Mikel Garciandía

Carta del obispo

Mikel Garciandía

La Carta del obispo de Palencia


¡Qué miedo!

25/02/2024

Queridos lectores, paz y bien.

En este segundo domingo de la Cuaresma, los seguidores de Jesús de Nazaret, el Cristo, recibimos el Pan y la Palabra para nuestro camino con unas notas especialmente luminosas. El Señor invita a sus amigos y seguidores más cercanos a subir al monte Tabor. Quiere anticiparles por un momento la infinita alegría y potencia de su gloria divina para que el miedo no les atenace, no les haga abandonar su vocación, en definitiva, no los derrote.

Puede parecer una cuestión menor, pero no lo es para las personas que desean aventurarse y tomarse su vida en serio. Por ejemplo, me gustó mucho que los jóvenes de la Acción Católica General de nuestra diócesis abordaran el tema del miedo en su retiro de la semana pasada. Y en el diálogo que mantuve con ellos, destacaban entre sus miedos más comunes dos: el miedo a no cumplir las expectativas que los demás se hacen de ellos y el miedo a la muerte de sus seres más queridos. Esto dice mucho de nuestros jóvenes. Por una parte, desean vivir de manera responsable y contribuir a lo que la sociedad necesita de ellos, y por otra, son muy sensibles a la pérdida de sus seres más queridos, cuyos fallecimientos les hieren muy profundamente.

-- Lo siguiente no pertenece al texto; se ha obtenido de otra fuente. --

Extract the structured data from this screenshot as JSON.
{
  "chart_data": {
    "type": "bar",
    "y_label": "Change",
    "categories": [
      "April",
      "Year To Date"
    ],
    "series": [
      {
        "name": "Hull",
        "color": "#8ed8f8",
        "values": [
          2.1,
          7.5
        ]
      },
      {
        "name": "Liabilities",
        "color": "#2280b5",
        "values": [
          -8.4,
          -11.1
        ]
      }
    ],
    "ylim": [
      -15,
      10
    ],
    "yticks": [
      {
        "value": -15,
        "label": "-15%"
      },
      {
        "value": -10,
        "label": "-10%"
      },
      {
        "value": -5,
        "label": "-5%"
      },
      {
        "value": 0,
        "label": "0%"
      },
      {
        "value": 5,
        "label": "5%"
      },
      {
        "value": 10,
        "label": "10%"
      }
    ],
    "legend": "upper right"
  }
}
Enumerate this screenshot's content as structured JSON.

Llegamos hoy al capítulo nueve del Evangelio de San Marcos. Es un momento muy delicado y crucial para la comunidad de los apóstoles de Jesús. El Maestro les ha anunciado lo que durante los primeros meses de su misión ha mantenido oculto: «el Hijo del hombre tiene que padecer mucho, ser reprobado por los ancianos, sumos sacerdotes y escribas, ser ejecutado y resucitar a los tres días» (Mc 8, 31). Y la reacción de Pedro ha sido tan humana como hubiera sido la tuya o la mía: «entonces Pedro se lo llevó aparte y se puso a increparlo» (Mc 8, 32). Muy humano, muy normal, reprochar al Señor, tratar de cambiar su intención, en definitiva, no aceptar un Dios frágil, vulnerable, entregado y sacrificado.

Jesús no se echa atrás, sino que acaba de revelar su intención para cada uno de sus seguidores y discípulos: «si alguno quiere venir en pos de mí, que se niegue a sí mismo, tome su cruz y me siga. Porque quien quiera salvar su vida, la perderá; pero el que pierda su vida por mí y por el Evangelio, la salvará» (Mc 8, 34-35).

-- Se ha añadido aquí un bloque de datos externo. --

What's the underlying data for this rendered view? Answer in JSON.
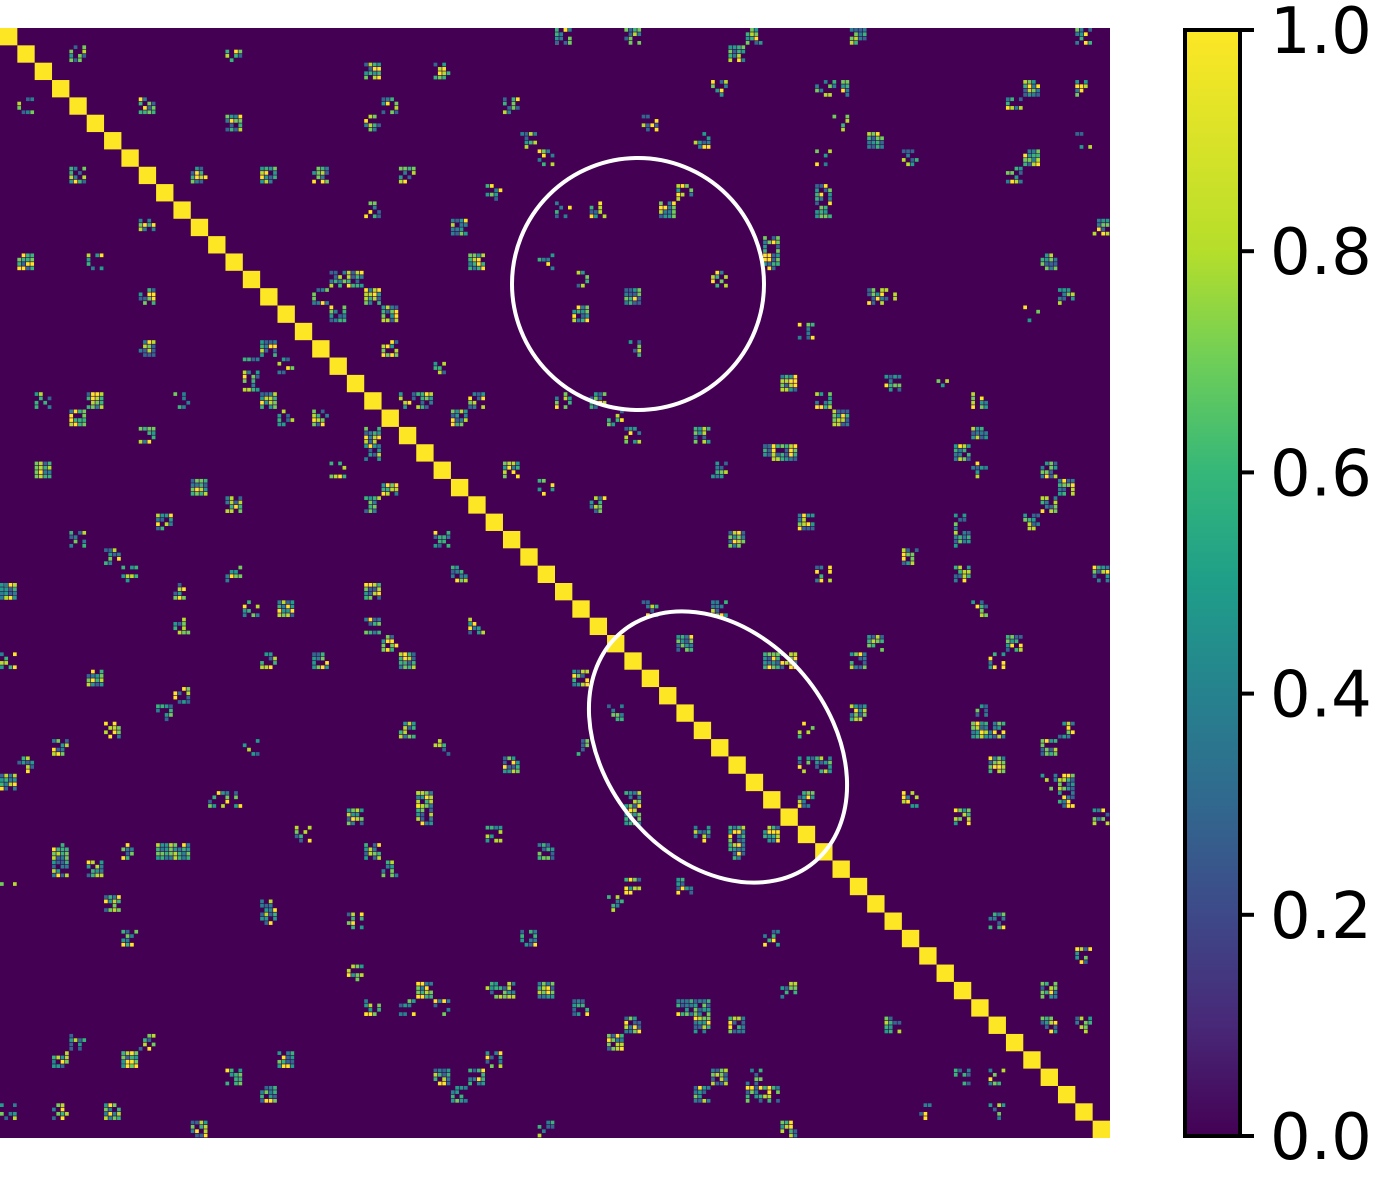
{
  "chart_data": {
    "type": "heatmap",
    "title": "",
    "xlabel": "",
    "ylabel": "",
    "colormap": "viridis",
    "value_range": [
      0,
      1
    ],
    "background_color": "#440154",
    "diagonal_color": "#fde725",
    "diagonal_block_count": 64,
    "diagonal_value": 1.0,
    "off_diagonal_value": 0.0,
    "colorbar": {
      "location": "right",
      "ticks": [
        "0.0",
        "0.2",
        "0.4",
        "0.6",
        "0.8",
        "1.0"
      ],
      "tick_values": [
        0.0,
        0.2,
        0.4,
        0.6,
        0.8,
        1.0
      ]
    },
    "annotations": [
      {
        "shape": "ellipse",
        "color": "#ffffff",
        "region": "upper-middle, off-diagonal block"
      },
      {
        "shape": "ellipse",
        "color": "#ffffff",
        "region": "along the diagonal, lower-middle"
      }
    ]
  }
}
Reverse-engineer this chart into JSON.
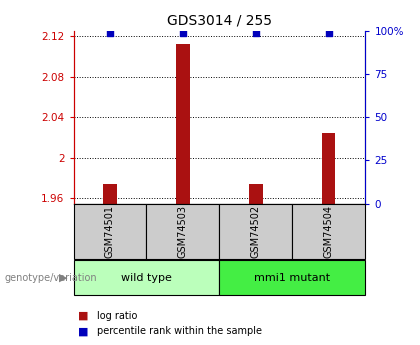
{
  "title": "GDS3014 / 255",
  "samples": [
    "GSM74501",
    "GSM74503",
    "GSM74502",
    "GSM74504"
  ],
  "log_ratios": [
    1.974,
    2.112,
    1.974,
    2.025
  ],
  "percentile_ranks": [
    99,
    99,
    99,
    99
  ],
  "ymin": 1.955,
  "ymax": 2.125,
  "yticks": [
    1.96,
    2.0,
    2.04,
    2.08,
    2.12
  ],
  "ytick_labels": [
    "1.96",
    "2",
    "2.04",
    "2.08",
    "2.12"
  ],
  "right_yticks": [
    0,
    25,
    50,
    75,
    100
  ],
  "right_ytick_labels": [
    "0",
    "25",
    "50",
    "75",
    "100%"
  ],
  "groups": [
    {
      "label": "wild type",
      "indices": [
        0,
        1
      ],
      "color": "#bbffbb"
    },
    {
      "label": "mmi1 mutant",
      "indices": [
        2,
        3
      ],
      "color": "#44ee44"
    }
  ],
  "bar_color": "#aa1111",
  "dot_color": "#0000bb",
  "bar_width": 0.18,
  "dot_size": 25,
  "left_axis_color": "#cc0000",
  "right_axis_color": "#0000cc",
  "background_color": "#ffffff",
  "sample_box_color": "#cccccc",
  "genotype_label": "genotype/variation",
  "legend_bar_label": "log ratio",
  "legend_dot_label": "percentile rank within the sample",
  "title_fontsize": 10,
  "label_fontsize": 8,
  "tick_fontsize": 7.5,
  "sample_fontsize": 7
}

Jesús ama entrañablemente a Pedro y a los demás, y percibe, huele su miedo y su terror, y a los seis días decide llevarlos al monte Tabor. Allí les dará el antídoto para sus miedos, y para que no se avergüencen de él y le sigan hasta el final. Cuando pregunté a los jóvenes sobre sus miedos y me dieron esa respuesta tan sincera como hermosa, les respondí diciendo que sólo existe un antídoto para el miedo. Este antídoto es, según los cristianos, el amor. «Lo mismo que los hijos participan de la carne y de la sangre, así también participó Jesús de nuestra carne y sangre, para aniquilar mediante la muerte al señor de la muerte, es decir, al diablo, y liberar a cuantos, por miedo a la muerte, pasaban la vida como esclavos» (Hb 2, 14-15). La de Jesús es una muerte por amor y para la vida.

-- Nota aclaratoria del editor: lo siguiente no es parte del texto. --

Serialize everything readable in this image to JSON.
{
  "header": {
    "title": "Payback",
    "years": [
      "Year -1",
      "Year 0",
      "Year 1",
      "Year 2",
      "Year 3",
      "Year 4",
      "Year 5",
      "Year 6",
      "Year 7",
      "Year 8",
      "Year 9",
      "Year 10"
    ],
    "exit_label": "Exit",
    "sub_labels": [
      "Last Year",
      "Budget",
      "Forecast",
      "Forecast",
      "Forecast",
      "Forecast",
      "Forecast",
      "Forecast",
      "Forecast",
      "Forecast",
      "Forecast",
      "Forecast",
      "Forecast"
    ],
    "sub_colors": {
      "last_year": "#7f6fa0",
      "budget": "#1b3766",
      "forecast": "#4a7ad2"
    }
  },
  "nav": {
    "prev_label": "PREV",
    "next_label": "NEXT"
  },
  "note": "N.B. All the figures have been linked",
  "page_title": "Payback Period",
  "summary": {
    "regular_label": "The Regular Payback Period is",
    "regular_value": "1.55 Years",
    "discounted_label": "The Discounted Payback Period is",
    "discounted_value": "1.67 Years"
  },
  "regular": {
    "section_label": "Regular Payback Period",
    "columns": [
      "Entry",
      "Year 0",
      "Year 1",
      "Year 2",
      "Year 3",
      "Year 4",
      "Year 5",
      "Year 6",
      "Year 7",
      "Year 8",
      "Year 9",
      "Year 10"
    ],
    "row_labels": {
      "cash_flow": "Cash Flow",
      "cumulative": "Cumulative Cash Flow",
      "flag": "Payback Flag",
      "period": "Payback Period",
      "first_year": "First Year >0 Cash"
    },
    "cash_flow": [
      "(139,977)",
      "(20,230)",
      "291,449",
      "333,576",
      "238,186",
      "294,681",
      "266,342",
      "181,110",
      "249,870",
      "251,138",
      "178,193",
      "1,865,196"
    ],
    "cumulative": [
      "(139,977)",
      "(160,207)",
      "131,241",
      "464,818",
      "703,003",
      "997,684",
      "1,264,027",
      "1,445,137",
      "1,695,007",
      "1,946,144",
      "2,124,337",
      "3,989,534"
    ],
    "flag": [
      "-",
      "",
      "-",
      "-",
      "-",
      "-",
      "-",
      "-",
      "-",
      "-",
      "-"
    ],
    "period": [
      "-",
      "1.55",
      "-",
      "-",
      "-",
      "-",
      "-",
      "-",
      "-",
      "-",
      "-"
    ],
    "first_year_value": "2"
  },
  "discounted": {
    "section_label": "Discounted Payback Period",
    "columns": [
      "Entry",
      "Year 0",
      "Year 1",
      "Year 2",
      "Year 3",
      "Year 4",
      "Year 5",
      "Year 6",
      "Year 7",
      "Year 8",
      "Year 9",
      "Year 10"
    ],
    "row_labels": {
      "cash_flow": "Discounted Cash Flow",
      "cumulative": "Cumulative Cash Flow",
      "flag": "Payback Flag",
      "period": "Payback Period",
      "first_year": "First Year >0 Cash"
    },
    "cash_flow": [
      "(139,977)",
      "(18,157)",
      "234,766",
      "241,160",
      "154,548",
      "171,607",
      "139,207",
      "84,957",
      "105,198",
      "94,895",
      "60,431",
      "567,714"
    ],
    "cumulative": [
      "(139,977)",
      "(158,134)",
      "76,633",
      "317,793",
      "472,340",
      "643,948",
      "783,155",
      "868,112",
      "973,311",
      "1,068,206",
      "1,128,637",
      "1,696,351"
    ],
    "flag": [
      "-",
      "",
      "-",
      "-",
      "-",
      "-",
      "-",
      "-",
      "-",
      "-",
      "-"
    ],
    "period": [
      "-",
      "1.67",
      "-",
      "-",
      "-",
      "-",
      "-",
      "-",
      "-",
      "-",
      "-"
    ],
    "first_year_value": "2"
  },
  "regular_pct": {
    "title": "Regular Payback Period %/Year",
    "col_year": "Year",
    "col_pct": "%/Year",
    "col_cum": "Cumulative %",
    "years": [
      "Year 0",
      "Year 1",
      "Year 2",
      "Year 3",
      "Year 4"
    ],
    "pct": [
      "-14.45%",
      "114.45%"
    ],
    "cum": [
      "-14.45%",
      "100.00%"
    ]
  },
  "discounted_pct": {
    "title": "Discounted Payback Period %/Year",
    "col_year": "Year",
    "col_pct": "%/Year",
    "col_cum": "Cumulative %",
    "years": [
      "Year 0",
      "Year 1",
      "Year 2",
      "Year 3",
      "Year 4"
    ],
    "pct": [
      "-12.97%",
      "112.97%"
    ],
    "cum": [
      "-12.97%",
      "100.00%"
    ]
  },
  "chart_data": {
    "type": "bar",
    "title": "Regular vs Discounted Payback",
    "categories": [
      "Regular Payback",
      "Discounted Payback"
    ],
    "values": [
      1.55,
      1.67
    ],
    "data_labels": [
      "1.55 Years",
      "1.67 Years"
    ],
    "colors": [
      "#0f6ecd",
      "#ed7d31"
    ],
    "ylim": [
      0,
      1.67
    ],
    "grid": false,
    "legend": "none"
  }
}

El cardenal San John Henry Newman decía: «fear not that thy life shall come to an end, but rather that it shall never have a beginning» (no temas tanto que tu vida tenga un final, sino más bien, que tu vida nunca haya tenido un comienzo). Sólo puede morir el que ha vivido; quien no se atreve a vivir, a amar, a perdonar, a servir... está todavía en la oscuridad y muerte, aún no termina de nacer. Ojalá cortemos el cordón umbilical que nos encadena al miedo, y vinculemos nuestro corazón a la ternura y al humor, anticipos humanos del amor.
Así es, sólo puede morir quien ha vivido. Mi madre murió hace unos meses, y le dio una preciosa respuesta a la cardióloga que le anunció que le quedaban pocos días. Mostrándole ambas manos, le dijo: «estoy bien, ¿ves estas manos? las vuelvo llenas a la casa del Padre».

Jesús nos invita a abandonar una vida servil, atenazada por la necesidad de no decepcionar y de que no me retiren el aprecio. Los demás pueden trasladarme sus expectativas y meterme presión. Nos hace bien subir con Jesús al Tabor. Allá sólo se escucha la voz del Padre.